Justin Trudeau was in trouble as soon as he started his apology with an ‘If.’ The Prime Minister had earlier attempted to play hero in the House, butting into a crowd of NDP MPs and extracting the Conservative party whip to ensure an important vote could go on. In the process, Trudeau made physical contact with NDP MP Ruth Ellen Brosseau. So he stood to make amends.
“If anyone feels that they were impacted by my actions, I completely apologize. It was not my intention to hurt anyone. It is my intention to get this vote done,” he said, alluding to a time-allocation motion that was consumed by events. But adding a condition to that apology didn’t do much to calm Trudeau’s opposition colleagues, so he tried again about 25 minutes later.
“I want to take the opportunity, now that the member is able to return to the House, to express directly to her my apologies for my behaviour and my actions, unreservedly,” he said. The qualifiers were gone, but the damage was done. Trudeau had lost control of the House, which returned to the issue this morning.
And that’s how Trudeau came to offer his third apology to Brosseau, and the rest of the House, in a little more than 12 hours. This most recent attempt at contrition was lengthier, carefully delivered, and spoken in low tones.
He apologized to Tory whip Gord Brown. Trudeau acknowledged that his misguided attempt to aid the possibly impeded Brown was “not appropriate,” and was not his role. He then moved on to the instantly infamous elbowing, apologizing robustly to Brosseau.
“I made physical contact with the member for Berthier–Maskinongé, something I regret profoundly and for which I apologize unreservedly. I apologize to my colleagues, to the House as a whole, and to you, Mr. Speaker, for failing to live up to a higher standard of behaviour. Members rightfully expect better behaviour from anyone in this House. I expect better of myself.”

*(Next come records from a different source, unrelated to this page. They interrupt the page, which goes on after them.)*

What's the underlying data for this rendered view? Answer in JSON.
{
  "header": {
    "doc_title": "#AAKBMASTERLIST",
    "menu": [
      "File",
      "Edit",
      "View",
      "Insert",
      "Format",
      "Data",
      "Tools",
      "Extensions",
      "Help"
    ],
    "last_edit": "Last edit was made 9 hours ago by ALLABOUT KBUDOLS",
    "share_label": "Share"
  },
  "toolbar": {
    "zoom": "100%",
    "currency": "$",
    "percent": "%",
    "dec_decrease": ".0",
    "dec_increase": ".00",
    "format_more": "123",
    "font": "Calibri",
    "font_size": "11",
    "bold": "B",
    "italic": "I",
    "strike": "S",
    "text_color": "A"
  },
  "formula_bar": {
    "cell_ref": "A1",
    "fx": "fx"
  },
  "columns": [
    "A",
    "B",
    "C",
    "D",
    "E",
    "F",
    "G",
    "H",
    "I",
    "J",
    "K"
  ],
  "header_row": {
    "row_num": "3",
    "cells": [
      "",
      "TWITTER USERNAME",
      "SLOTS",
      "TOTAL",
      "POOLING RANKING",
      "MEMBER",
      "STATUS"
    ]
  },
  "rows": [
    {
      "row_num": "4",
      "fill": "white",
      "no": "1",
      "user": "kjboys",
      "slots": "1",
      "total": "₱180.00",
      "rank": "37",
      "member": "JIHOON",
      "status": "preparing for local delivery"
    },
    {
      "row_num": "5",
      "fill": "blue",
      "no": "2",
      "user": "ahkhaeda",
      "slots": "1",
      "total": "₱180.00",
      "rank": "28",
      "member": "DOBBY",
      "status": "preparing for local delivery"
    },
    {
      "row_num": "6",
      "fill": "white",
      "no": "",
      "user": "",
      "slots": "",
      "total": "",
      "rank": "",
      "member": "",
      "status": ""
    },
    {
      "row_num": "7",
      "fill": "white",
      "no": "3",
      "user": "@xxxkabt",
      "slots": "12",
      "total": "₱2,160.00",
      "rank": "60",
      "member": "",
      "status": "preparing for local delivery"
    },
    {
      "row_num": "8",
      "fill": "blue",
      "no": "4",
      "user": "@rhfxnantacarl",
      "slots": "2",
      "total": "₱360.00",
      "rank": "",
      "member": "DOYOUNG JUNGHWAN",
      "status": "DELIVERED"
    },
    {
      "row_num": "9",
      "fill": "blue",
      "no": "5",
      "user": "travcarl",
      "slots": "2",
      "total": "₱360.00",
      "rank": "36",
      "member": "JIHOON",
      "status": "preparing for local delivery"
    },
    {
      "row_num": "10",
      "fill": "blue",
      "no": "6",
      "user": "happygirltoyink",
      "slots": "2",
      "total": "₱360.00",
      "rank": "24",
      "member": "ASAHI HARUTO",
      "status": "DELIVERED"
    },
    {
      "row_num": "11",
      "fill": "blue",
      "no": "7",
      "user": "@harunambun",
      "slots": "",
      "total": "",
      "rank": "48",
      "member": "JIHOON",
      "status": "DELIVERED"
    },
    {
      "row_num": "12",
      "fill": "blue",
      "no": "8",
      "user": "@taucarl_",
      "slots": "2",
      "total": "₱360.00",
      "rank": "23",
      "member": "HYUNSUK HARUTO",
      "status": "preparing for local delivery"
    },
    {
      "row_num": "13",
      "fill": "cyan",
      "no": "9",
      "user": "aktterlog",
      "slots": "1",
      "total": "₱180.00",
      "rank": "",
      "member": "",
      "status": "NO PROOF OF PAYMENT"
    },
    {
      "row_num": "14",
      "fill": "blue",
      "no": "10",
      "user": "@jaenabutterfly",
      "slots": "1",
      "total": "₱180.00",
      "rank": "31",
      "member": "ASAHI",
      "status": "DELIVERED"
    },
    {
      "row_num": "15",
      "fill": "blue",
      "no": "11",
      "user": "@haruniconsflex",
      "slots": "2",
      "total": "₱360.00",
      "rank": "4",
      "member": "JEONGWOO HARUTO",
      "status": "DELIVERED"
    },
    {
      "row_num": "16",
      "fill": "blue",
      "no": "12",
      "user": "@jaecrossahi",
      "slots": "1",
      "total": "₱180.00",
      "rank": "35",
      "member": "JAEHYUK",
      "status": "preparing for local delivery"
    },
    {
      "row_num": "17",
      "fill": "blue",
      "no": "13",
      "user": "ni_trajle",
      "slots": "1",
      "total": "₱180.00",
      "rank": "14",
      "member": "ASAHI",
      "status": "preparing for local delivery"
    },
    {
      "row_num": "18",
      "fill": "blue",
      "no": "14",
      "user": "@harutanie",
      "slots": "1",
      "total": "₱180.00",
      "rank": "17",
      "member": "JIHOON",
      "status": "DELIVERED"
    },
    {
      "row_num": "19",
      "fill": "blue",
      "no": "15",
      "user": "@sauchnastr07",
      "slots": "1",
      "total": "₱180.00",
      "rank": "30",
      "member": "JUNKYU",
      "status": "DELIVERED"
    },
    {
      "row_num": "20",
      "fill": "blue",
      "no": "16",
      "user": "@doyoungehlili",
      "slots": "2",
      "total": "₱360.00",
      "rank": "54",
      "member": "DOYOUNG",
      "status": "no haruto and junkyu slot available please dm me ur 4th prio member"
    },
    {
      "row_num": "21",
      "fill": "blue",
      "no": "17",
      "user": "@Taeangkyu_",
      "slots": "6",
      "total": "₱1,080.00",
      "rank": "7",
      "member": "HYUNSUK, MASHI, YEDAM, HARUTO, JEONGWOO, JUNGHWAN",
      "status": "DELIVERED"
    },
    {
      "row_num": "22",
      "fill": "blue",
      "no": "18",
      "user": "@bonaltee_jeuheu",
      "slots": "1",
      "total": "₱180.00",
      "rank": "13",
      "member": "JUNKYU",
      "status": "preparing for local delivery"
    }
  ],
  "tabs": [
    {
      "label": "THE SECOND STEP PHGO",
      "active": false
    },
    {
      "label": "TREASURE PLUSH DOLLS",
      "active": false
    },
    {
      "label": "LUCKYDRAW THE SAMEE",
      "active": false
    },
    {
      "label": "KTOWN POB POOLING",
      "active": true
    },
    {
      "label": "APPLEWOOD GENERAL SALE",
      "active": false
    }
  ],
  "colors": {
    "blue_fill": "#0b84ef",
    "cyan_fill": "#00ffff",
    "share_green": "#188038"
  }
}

But that was not that. A united opposition sensed opportunity. Even as they recognized the sincerity of Trudeau’s apology, they stood in succession to demand that his government withdraw Motion No. 6, tabled yesterday, which would weaken the opposition’s procedural hand and empower government ministers to virtually control debate until the House adjourns for summer. You be the judge of their artful attempts at subtlety, starting with NDP MP Linda Duncan.
“It’s important for all of us to understand why things have gotten so heated in this chamber. It’s important that the right of all the members in this place be respected, not just to be free of physical assault, but to be free of having their rights and privileges assaulted,” said Duncan, attempting a rhetorical segue for the ages. “I’m wondering if, as part of his apology, [Trudeau] will consider reversing the decision to take away our rights and privileges, so that we may all participate equally here in this chamber.”
The Prime Minister refused to take the bait, offering a tidy non-response. “[Duncan] noted that the way this House has been engaging, the way indeed the government has been behaving over the past while, has perhaps led to this incident. But I certainly know that she would agree with me when I say that no amount of escalation or mood in this House justifies my behaviour last night.”
Trudeau didn’t exactly defend his government’s behaviour. He appeared to imply that Liberals were partly culpable for the mood in the Commons, which might be a first in modern times—but not enough to mollify his opponents.
Interim Conservative leader Rona Ambrose took her turn. She was more direct. “Mr. Speaker, I appreciate the Prime Minister’s apology, but he’s saying he wants to move forward, and he wants to do that responsibly, and together. I don’t know how we can do that unless he removes this motion that he has on the order paper.”
Trudeau, still acknowledging the general nastiness of the place, continued to fall on his sword. Over and over. “I think it’s important that we draw a clear line between what was my unacceptable behaviour and the general tone of this House,” he said. “The escalation and tone of this House does not lead to any justification of my actions, and I accept that fully.”
The grievances went on. Tory MP Peter Kent floated the idea that Trudeau should be held in contempt of Parliament. Kent’s 10-minute reprimand exacted a measure of revenge against Trudeau, who once referred to then-environment minister Kent in rather salty terms. Conservative MP Michael Cooper elevated Trudeau’s actions to criminal assault. As of 2 p.m. ET, the House was still officially preoccupied with debate over Trudeau’s behaviour, interrupted only by question period. It looked like it could go on and on until the end of time, or at least next month.
And then something happened. Ambrose rose during question period to demand, once again, that the government withdraw Motion No. 6. Trudeau wasn’t in his seat, but government House leader Dominic LeBlanc rose to his feet—and announced he’d withdrawn the motion. The opposition clapped.
So that small measure of sanity capped a bizarre 24 hours in Ottawa. Now the House can return to what its denizens do best: screaming at each other about policy, at least tangentially, from a safe distance; sticking to talking points that are equal parts partisan and inane; and requiring fewer than three tries to properly deliver an apology.